Оглянувшись, точно в поисках ответа, он внезапно вздрогнул, споткнулся и повалился наземь, словно соломенная кукла. В душу ему снова глянули те же глаза. Тот же янтарный цвет, тот же острый зрачок и хищная угроза, схожая с блеском оружия. Только поменьше.

У края площадки стояла Смеяна.

А люди потрясенно молчали, вертели головами, выискивая то, что так напугало отважного и решительного старейшину Чернопольцев. Но никто из них не видел Лесного Князя. Леготу лишила сил воля богов, и люди смотрели на него со страхом.

Варовит махнул рукой, и несколько мужчин подбежали к Леготе, подняли его, поставили на ноги.

– Не удержал, стало быть, Перун тебя, человече! – сочувственно подвел итог дед Добреня. – Стало быть, правда его не с тобой.

Легота открывал рот, желая что-то сказать, но не находил слов. Он не мог смотреть в сторону Смеяны. Да была ли она на месте во время поединка? Не она ли обернулась рысью и сидела на дубу?
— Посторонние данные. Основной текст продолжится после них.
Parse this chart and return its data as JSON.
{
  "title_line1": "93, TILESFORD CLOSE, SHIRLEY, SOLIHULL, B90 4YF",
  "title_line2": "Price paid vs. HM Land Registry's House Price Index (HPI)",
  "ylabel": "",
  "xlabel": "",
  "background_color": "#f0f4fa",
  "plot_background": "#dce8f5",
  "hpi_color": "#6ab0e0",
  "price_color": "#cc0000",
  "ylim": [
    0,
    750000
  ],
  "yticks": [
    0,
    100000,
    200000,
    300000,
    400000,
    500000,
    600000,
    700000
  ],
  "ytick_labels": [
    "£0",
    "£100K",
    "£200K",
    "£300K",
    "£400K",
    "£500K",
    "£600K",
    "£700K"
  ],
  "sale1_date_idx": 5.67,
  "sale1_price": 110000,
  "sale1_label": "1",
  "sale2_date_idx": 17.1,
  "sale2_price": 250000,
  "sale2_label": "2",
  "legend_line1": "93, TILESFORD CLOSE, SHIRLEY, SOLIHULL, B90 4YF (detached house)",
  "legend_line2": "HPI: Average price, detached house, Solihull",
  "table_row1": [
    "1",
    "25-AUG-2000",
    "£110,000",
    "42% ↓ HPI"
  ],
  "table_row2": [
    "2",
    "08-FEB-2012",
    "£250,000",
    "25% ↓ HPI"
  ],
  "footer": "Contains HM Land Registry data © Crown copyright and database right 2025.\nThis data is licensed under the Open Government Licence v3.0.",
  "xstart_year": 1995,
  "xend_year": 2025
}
Сила леса, внезапно проглянувшая в ней, внушала ужас. И ее-то, оборотня, он хотел взять в род! Чуры уберегли!

– Справедлив ли вышел Перунов суд? – спросил тем временем Светловой у Варовита. – Признают ли люди исход его?

Варовит оглядел лица мужчин. Все были слишком растеряны, сбиты с толку ходом и концом поединка, чтобы осмыслить его и объявить решение. Никогда в роду такого не бывало, чтобы княжич бился за девку со старейшиной и чтобы поединок закончился даже без требуемой обычаем капли крови. Или боги даже на судебном поле предпочитают князей?
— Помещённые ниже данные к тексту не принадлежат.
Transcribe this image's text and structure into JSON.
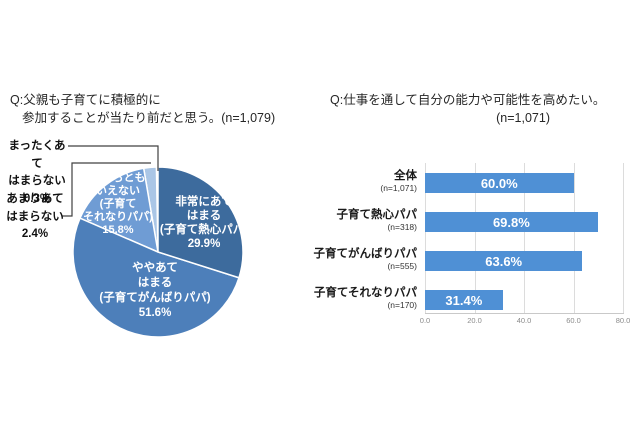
{
  "page": {
    "background": "#ffffff"
  },
  "pie_section": {
    "title_line1": "Q:父親も子育てに積極的に",
    "title_line2": "参加することが当たり前だと思う。(n=1,079)"
  },
  "bar_section": {
    "title_line1": "Q:仕事を通して自分の能力や可能性を高めたい。",
    "title_line2": "(n=1,071)"
  },
  "chart_data": [
    {
      "type": "pie",
      "title": "Q:父親も子育てに積極的に参加することが当たり前だと思う。(n=1,079)",
      "n": "n=1,079",
      "labels": [
        "非常にあてはまる(子育て熱心パパ)",
        "ややあてはまる(子育てがんばりパパ)",
        "どちらともいえない(子育てそれなりパパ)",
        "あまりあてはまらない",
        "まったくあてはまらない"
      ],
      "values": [
        29.9,
        51.6,
        15.8,
        2.4,
        0.3
      ],
      "colors": [
        "#3d6b9d",
        "#4d7fba",
        "#6f9cd4",
        "#aac6e6",
        "#dce6f3"
      ],
      "start_angle_deg": 0,
      "direction": "clockwise",
      "slice_label_display": [
        "非常にあて\nはまる\n(子育て熱心パパ)\n29.9%",
        "ややあて\nはまる\n(子育てがんばりパパ)\n51.6%",
        "どちらとも\nいえない\n(子育て\nそれなりパパ)\n15.8%"
      ],
      "callout_labels": [
        "まったくあて\nはまらない\n0.3%",
        "あまりあて\nはまらない\n2.4%"
      ]
    },
    {
      "type": "bar",
      "orientation": "horizontal",
      "title": "Q:仕事を通して自分の能力や可能性を高めたい。(n=1,071)",
      "n": "n=1,071",
      "categories": [
        "全体",
        "子育て熱心パパ",
        "子育てがんばりパパ",
        "子育てそれなりパパ"
      ],
      "category_n": [
        "(n=1,071)",
        "(n=318)",
        "(n=555)",
        "(n=170)"
      ],
      "values": [
        60.0,
        69.8,
        63.6,
        31.4
      ],
      "value_labels": [
        "60.0%",
        "69.8%",
        "63.6%",
        "31.4%"
      ],
      "xlim": [
        0,
        80
      ],
      "xticks": [
        0,
        20,
        40,
        60,
        80
      ],
      "xtick_labels": [
        "0.0",
        "20.0",
        "40.0",
        "60.0",
        "80.0"
      ],
      "bar_color": "#4f90d5",
      "grid": true,
      "legend": "none"
    }
  ]
}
– А чего? По обычаю. Ничего не скажешь, – стало раздаваться в рядах мужчин.

Голоса звучали неуверенно, но по сути были согласны.

– Пусть Чернопольцы княжичу кланяются, – буркнул Мякина, отчасти довольный, что княжич отомстил за поражение Заревника. – Захотел бы – была бы тебе и первая кровь, и последняя…
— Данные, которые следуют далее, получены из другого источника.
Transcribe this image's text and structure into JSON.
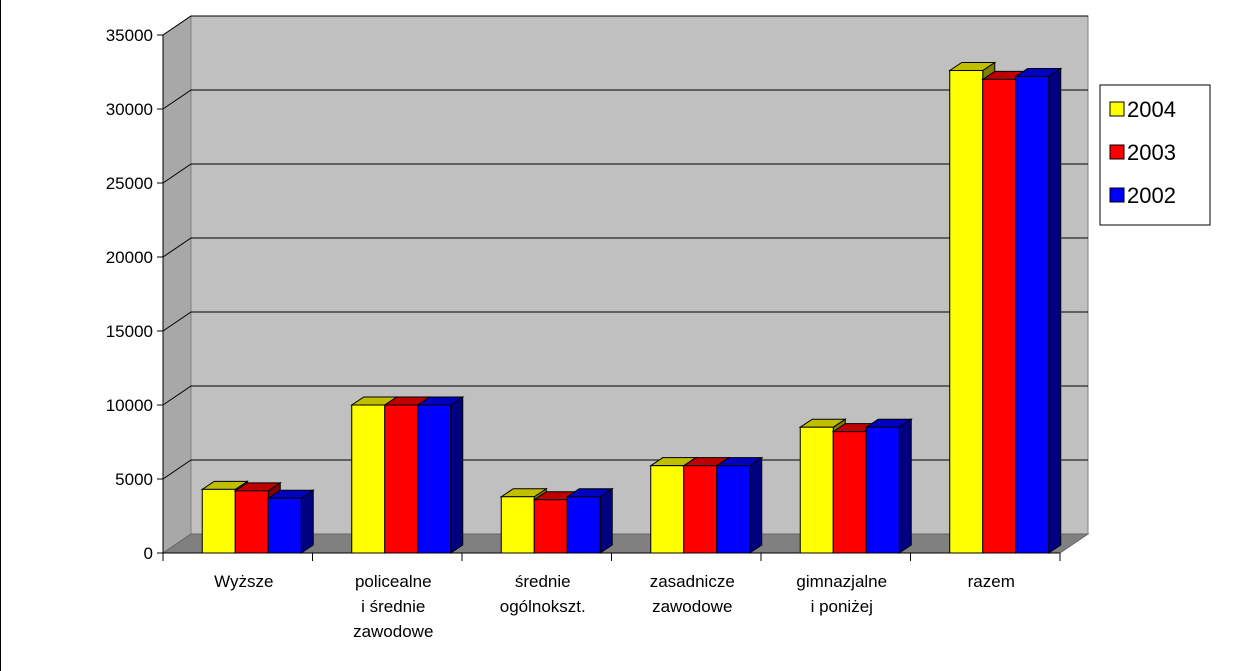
{
  "chart_data": {
    "type": "bar",
    "style": "3d-clustered",
    "categories": [
      [
        "Wyższe"
      ],
      [
        "policealne",
        "i średnie",
        "zawodowe"
      ],
      [
        "średnie",
        "ogólnokszt."
      ],
      [
        "zasadnicze",
        "zawodowe"
      ],
      [
        "gimnazjalne",
        "i poniżej"
      ],
      [
        "razem"
      ]
    ],
    "series": [
      {
        "name": "2004",
        "color": "#ffff00",
        "values": [
          4300,
          10000,
          3800,
          5900,
          8500,
          32600
        ]
      },
      {
        "name": "2003",
        "color": "#ff0000",
        "values": [
          4200,
          10000,
          3600,
          5900,
          8200,
          32000
        ]
      },
      {
        "name": "2002",
        "color": "#0000ff",
        "values": [
          3700,
          10000,
          3800,
          5900,
          8500,
          32200
        ]
      }
    ],
    "ylim": [
      0,
      35000
    ],
    "yticks": [
      "0",
      "5000",
      "10000",
      "15000",
      "20000",
      "25000",
      "30000",
      "35000"
    ],
    "grid": true,
    "legend": "right",
    "wall_color": "#c0c0c0",
    "floor_color": "#808080"
  }
}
– Значит, род Ольховиков и род Чернопольцев не сочтут себя обиженными, если эта девушка пойдет со мной?

– Ты хочешь идти с княжичем? – спросил Варовит, повернувшись к Смеяне.

Она посмотрела в глаза деду, торжествуя в душе. Все-таки он спрашивает ее саму!

Но едва она встретила погасший взгляд Варовита, словно бы ушедший глубже под седые космы бровей, как торжество ее разом угасло. Ей задавали этот вопрос только ради порядка, но на самом деле выбора у нее больше нет. Этот единственный путь ей и остался. Откажись она сейчас идти со Светловоем – род ее не примет. Ни Ольховики, ни какой-нибудь другой, даже бившиеся за нее сегодня, не примут к своему огню девушку, в которой живет сила леса. Пусть никто, кроме Леготы, не видел рыси на священном дубе – его присутствие почувствовали все, все заново испытали давящий страх и трепет перед неуловимым ликом Леса, перед которым человек слаб и беззащитен.

– Да, – тихо сказала она, но ее услышали все. – Я хочу пойти с ним. Я желаю вам добра, роды Лебединской округи, но я не ваша удача. Я пойду с тем, кого мне указали боги.

Она окинула взглядом лица, множеством окружившие поляну поединка. Лица были везде, и теперь Смеяна не различала своих родовичей и чужих. Ей казалось, что их разделило другое: они были – род человеческий, а она была – лес.

Вышитый платок, не взятый Смеяной, выпал из руки бабки Гладины и оказался на черной земле, смешанной с золой от множества поединков прошлых веков и поколений. И это маленькое белое пятнышко, как волшебная река из чародейного рушника, отгородила Смеяну от всех женщин, с которыми она почти двадцать лет делила место возле печи, за прялкой, на луговинах и репищах. Тесный круг родни разомкнулся, чтобы ее выпустить, и сомкнулся снова.

Помолчав, люди стали расходиться. А Смеяна все стояла, как потерянная, не зная, куда и с кем ей теперь идти. Кто-то сзади тронул ее за плечо. Смеяна обернулась и увидела Велема.